Wednesday, February 13, 2013

"Nothing" Is the Hardest Thing To Say

NOW COACHING THIRD....BOBBY....VALENTINE....
One of the best parts of Spring Training is what happens when guys who have largely been ignored to go hunting/fishing/truck washing/whatever for four months suddenly get an Edible Arrangements-sized bouquet of microphones stuck in their faces by reporters who haven't anything to talk about except salary arbitration (which is math and which many of them therefore do not actually understand). The players, understandably, are not in mid-season cliche-spouting form, and as such there's a greater-than-average chance of getting something pants-on-head quotable.

Like, say some passive-aggressive stream-of-consciousness sandbagging of former teammates and managers. Take, for example, Red Sox DH David Ortiz taking the opportunity to throw long-gone and discredited former manager Bobby Valentine under the bus. Now, the odds are that the next team Valentine manages consists entirely of nine year olds and has the words "SPONSORED BY CONKLIN LIQUORS" on the backs of their jerseys. It is also entirely likely that by the end of that season, the kids will have grown tired of Valentine's erratic distribution of orange slices, his calling out of the team's third baseman for spending too much time on math homework, and his refusal to accept the fact that one of the pitchers actually did get a boo-boo on his elbow when he ran into the catcher by accident chasing a pop-up. But you know what? It doesn't matter. Valentine's gone, Ortiz is still there for another year or two, and everyone moves on...except someone's got to get in last licks.

Then there's the fun in Arizona, where catcher Miguel Montero (the quintessential $9 NL-only roto league catcher) made a point of ripping former Diamondbacks pitching prospect Trevor Bauer for his poor work ethic and inability to take instruction.

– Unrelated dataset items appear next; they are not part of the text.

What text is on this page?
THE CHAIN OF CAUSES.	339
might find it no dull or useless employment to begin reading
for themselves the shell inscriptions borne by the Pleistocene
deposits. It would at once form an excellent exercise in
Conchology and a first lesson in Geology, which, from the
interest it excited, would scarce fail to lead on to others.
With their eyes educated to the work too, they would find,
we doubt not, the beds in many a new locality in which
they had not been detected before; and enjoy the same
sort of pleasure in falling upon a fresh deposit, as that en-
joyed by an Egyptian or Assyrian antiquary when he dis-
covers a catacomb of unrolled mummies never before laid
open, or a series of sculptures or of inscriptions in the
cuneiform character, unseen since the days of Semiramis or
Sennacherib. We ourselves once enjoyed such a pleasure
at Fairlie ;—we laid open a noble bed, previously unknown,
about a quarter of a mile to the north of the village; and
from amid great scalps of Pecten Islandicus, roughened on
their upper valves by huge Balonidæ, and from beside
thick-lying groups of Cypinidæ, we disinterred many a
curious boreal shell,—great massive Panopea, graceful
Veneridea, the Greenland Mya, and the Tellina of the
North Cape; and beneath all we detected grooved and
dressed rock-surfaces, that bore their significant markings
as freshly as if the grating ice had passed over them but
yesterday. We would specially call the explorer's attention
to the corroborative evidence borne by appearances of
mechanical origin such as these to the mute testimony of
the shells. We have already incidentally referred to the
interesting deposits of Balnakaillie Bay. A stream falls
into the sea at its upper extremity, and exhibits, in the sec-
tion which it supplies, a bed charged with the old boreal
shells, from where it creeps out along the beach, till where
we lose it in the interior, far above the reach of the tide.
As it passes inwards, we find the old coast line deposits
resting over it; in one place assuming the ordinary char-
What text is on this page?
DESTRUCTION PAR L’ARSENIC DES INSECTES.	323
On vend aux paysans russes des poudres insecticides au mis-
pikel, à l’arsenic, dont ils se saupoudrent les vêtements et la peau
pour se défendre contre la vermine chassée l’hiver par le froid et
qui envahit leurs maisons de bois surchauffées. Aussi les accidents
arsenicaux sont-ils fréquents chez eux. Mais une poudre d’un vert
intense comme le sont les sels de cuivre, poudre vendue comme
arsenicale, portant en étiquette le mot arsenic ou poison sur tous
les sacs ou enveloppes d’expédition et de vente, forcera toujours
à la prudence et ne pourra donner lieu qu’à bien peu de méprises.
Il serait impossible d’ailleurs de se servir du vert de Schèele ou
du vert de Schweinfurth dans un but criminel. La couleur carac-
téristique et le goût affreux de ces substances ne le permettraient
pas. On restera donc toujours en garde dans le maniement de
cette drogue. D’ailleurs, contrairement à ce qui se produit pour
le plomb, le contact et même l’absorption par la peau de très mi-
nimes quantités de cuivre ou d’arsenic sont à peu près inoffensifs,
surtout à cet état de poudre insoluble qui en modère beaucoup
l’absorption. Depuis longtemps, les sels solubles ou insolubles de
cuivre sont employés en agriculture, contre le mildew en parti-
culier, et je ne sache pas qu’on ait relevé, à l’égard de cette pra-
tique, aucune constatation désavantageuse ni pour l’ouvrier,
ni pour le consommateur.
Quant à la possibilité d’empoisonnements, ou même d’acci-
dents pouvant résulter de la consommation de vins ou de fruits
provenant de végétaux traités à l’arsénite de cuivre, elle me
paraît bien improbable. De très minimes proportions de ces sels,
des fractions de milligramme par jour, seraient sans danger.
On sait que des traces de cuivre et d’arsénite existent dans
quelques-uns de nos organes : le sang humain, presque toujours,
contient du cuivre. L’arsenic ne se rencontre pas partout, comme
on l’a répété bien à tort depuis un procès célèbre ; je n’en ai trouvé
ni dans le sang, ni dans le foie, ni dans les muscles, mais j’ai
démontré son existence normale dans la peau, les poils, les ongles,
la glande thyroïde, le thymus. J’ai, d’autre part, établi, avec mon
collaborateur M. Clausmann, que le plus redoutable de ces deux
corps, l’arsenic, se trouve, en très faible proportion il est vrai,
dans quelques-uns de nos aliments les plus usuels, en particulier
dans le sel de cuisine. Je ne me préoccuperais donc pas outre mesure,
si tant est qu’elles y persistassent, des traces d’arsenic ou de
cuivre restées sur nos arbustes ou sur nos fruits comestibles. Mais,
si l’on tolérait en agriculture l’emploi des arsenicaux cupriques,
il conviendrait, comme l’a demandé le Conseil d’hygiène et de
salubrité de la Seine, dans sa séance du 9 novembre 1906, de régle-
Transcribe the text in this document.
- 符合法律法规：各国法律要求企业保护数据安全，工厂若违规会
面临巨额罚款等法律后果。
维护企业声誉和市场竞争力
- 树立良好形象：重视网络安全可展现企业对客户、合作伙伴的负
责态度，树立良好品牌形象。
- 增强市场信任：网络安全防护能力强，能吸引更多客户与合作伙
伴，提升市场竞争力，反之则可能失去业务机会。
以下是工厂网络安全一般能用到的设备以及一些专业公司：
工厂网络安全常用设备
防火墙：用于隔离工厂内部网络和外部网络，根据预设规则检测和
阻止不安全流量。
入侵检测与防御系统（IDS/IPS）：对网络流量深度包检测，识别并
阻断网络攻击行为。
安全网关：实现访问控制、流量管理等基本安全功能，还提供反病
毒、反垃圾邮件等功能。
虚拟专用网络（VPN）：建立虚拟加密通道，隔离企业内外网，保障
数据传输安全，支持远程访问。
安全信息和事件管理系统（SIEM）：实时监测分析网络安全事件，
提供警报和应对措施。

Bauer, who ended up in Cleveland this offseason as part of Arizona's plan to field a team of nine cloned, stubbly Kirk Gibsons, has his own unique throwing and workout regimen, and regardless of results, this didn't sit well with DBacks management, coaches...or players. And so Montero unleashed a rant that, translated from the original Khazad, can be boiled down to "I totally dumped him first." (Bauer, for his part, responded from Cleveland with a bit of verbal jujitsu that can be summarized as "He crazy. God bless the troops!")

You don't get this stuff during the season, except maybe at the end when the ship's going down and everyone's fighting for a job. But for now, baseball is fresh and so are the opinions, and all I can say is "pass the popcorn".